Помни о Фамагусте | страница 52
Прибавить чаек, проронил, не отнимая ножа от освященного хлеба, даглинец. Эта птица возвещает над гаванью хищность, возвещает печаль, признательно витая в небе ненасытном, угарном, окликающем шествие запахов с моря и тверди — рыбы, йода, пеньки, табака; апельсинов, кофе, мазута; запахов горечи на гербовой бумаге прощания. Потому что, друзья мои, жаждущие движения вод (оратор справился, не перестал ли дождь), порт, куда бы я наведывался во всякое время, будь он доподлинно в нашей пляжной, не корабельной столице, есть раковина расставаний, разбазаренных на вокзалах, в аэропортах, во всех дистиллированных убежищах разлук, — но у моря расставания блюдут первозданность. С кем угодно можно расстаться в порту и любого в нем встретить, и я скорее представлю его без капитанов, матросов, кабатчиц, зевак, нежели без тотема и талисмана, тщедушного оберега в потасканной одежонке: нуждаясь в защите больше других портовых созданий, он охранял их своим шаманством. Несколько кровей, с преобладанием итальянской и румынской, смешалось в жилах пожилого человечка, нос крючком, взъерошенная волосня. Подвизался в «Курьере Посейдона», безупречным слогом, посрамлявшим усадебный лиризм стародумов, но и пиротехнику южного хедера, возносил босоту, романтику вылазок, экваториальные ночи. Сам путешествий чурался, картавым попугаем верещал в клетушке, а когда предлагали каюту, хоть и бесплатно, и хоть бы на лайнере, с музыкальным салоном, в котором дочь консула (я наизусть заучил его «репортаж», рожденный в ясновидческом трансе, перед сдачей в набор, в сотнях миль от трансатлантической «Мэри Энн»), аккомпанируя куплетам на фортепьяно, соблазняла дипкорпус хлыщей, бравших свернутые трубочки из портсигаров, — то отказывался под предлогом того, что как философу не нужна таблетка, чтоб убедиться в мирах, так очеркист, не выйдя за порог, играет с дельфинами и не лжет про людей. Его уроки стиля были для меня кормчими в плаваниях к маякам красоты.

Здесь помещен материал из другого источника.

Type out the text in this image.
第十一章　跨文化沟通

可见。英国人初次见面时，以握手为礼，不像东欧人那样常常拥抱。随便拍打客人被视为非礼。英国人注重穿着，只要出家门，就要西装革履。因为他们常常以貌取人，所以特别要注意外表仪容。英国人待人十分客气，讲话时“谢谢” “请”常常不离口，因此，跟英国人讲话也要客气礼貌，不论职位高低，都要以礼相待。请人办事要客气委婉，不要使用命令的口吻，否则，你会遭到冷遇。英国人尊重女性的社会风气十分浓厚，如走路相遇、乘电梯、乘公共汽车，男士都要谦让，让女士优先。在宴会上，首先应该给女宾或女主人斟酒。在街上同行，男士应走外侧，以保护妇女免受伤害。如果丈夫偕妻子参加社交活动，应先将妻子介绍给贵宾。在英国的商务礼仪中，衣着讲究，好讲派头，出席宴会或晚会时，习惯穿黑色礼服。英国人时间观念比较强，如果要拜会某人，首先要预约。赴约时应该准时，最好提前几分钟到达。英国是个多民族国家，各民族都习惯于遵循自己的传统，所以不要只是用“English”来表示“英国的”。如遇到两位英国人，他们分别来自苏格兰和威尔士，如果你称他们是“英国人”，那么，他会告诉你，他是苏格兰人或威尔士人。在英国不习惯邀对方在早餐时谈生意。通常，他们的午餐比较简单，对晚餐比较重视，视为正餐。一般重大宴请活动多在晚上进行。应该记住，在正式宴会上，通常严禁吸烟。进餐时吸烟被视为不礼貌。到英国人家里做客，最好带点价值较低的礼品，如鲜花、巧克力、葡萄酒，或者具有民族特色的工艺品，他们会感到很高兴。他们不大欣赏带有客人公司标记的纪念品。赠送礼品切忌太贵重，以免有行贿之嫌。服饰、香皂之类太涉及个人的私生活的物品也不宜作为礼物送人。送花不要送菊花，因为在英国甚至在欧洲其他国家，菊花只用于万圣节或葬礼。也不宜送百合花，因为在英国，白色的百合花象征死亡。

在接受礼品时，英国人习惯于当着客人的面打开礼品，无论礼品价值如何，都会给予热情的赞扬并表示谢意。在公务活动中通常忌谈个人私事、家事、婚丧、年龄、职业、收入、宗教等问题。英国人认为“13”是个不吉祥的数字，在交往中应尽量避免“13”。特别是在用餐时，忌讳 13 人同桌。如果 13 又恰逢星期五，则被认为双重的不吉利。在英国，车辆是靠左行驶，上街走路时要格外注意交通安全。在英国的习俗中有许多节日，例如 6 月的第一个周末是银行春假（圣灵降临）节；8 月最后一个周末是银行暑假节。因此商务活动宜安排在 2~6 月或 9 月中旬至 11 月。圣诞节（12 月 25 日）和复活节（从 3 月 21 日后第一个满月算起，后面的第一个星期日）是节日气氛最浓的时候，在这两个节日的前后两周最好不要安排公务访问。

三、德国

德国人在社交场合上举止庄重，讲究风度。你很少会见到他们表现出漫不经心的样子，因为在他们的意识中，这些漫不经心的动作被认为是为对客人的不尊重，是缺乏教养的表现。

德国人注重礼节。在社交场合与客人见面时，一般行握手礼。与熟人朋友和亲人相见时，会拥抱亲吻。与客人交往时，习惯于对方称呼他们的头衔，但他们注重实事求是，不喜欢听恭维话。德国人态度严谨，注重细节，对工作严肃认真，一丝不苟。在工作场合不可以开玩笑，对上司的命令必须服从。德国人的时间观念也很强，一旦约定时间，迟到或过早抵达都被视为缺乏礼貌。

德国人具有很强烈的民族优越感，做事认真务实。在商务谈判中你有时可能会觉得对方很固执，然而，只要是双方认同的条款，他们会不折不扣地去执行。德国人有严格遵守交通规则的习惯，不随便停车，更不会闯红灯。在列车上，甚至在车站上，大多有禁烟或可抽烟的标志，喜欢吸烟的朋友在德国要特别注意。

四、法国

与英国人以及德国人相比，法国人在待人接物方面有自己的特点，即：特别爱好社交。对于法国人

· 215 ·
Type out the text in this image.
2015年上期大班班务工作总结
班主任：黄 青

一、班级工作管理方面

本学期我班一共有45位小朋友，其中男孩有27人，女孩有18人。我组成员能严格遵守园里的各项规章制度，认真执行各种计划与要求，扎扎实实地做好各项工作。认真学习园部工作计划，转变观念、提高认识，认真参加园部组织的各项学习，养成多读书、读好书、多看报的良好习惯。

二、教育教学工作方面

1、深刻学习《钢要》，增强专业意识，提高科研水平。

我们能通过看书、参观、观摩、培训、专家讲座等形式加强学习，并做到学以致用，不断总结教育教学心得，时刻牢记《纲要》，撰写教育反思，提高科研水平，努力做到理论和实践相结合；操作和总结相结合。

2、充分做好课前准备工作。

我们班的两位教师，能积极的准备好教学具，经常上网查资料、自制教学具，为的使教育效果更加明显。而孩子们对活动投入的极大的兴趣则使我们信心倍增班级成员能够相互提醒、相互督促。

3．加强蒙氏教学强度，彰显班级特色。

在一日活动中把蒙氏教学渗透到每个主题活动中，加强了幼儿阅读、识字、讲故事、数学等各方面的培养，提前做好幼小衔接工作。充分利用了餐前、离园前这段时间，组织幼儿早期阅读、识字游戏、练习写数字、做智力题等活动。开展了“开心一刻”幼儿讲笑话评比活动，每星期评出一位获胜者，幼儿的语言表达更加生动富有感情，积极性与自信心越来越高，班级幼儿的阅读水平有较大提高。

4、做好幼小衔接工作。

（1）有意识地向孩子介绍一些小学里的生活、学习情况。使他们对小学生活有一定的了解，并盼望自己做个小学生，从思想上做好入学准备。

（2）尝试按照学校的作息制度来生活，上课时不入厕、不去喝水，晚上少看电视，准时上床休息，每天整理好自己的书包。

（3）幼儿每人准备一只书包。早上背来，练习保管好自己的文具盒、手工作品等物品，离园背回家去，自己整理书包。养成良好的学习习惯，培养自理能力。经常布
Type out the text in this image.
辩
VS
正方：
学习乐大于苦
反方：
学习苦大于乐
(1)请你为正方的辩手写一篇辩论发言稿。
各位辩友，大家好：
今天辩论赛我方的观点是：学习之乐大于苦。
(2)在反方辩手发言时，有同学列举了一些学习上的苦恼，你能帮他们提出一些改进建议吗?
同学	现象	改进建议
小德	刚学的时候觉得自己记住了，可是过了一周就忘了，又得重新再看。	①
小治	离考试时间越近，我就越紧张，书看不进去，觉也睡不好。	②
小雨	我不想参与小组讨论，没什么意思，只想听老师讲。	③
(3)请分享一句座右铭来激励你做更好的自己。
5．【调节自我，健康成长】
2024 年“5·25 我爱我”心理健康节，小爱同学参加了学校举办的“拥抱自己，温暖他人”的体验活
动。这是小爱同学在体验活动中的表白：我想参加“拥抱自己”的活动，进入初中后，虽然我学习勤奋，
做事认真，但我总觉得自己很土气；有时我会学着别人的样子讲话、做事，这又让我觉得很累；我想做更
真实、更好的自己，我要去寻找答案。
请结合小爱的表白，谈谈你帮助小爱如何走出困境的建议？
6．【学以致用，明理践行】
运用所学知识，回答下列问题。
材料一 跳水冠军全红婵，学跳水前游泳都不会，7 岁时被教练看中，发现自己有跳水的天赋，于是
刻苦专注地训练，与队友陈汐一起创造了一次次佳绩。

В те дни зарезал я первенца, первого в шеренге убитых из эстетических побуждений, и добровольно сдался «правосудию» — словцо, вызывающее изжогу и хохот. Меня обхаживал негоциант из Салоник, питавший отцовские чувства. Я с расспросами не лез, чего допытываться, если костаки, кастраки, как бишь его, панайота сатироса? — не осквернил нашей дружбы. Водила купцом неприкаянность, а зверюга эта наряжается в разные шкуры, доставляя вам галстухи и контрамарки. Дома я у грека не бывал, черт его дернул меня пригласить на бульвар Диадохов — нумизматы в платановых зарослях, книжники-полигисторы, шахматная богема кофеен. В квартире, арендованной в особняке Меркуриального общества, меблировка приперчена была наивным упадничеством. Витые свечи золотили африканских божков, идол угрелся под гравюрою Брюгге с эфирной маской звонаря, покровителя города мертвых. Прошелестев переменой наряда, звякнув ложками-блюдцами, купчишка нарисовался в гостиной. В атласном халате на снежной сорочке, надушен, грудной вырез курчавился поседевшею шерстью. Предпенсионный богатый пузан, сущий диамантопулос, когда б купчинам полагалась пенсия. Лучился и прыскал, горничная из отеля «Ритц» не освежила бы с таким прилежаньем фатеру. Но тушевался, в делах неторговых застенчивей был институтки. Не побрезгуйте угощеньицем, и, хихикнув, подтолкнул самокатную, на колесиках, самобранку. Бриоши полагается с рокфором, бастурма турецкой выделки, порабощение, хе-хе, небеспоследственно для кулинаров, горчички не перехватите, дижонцы коварный народ, бисквит зато англичане пекли, а курвуазье к винограду и персикам, каждому овощу… Оседлал плюшевый пуф, с него плюхнулся ко мне на диван, отскочил, раскрасневшись. Деликатность мешала ему кончить пир с античным похабством, но я-то хорош, если одиночеством внушенный порыв, ничем не замаранный плотским, а что так и было, готов присягнуть на Писании, на папиросных страницах из тумбочки, — если над одиночеством глумлюсь как над свинством, чем нешуточно огорчен, дорогие мои.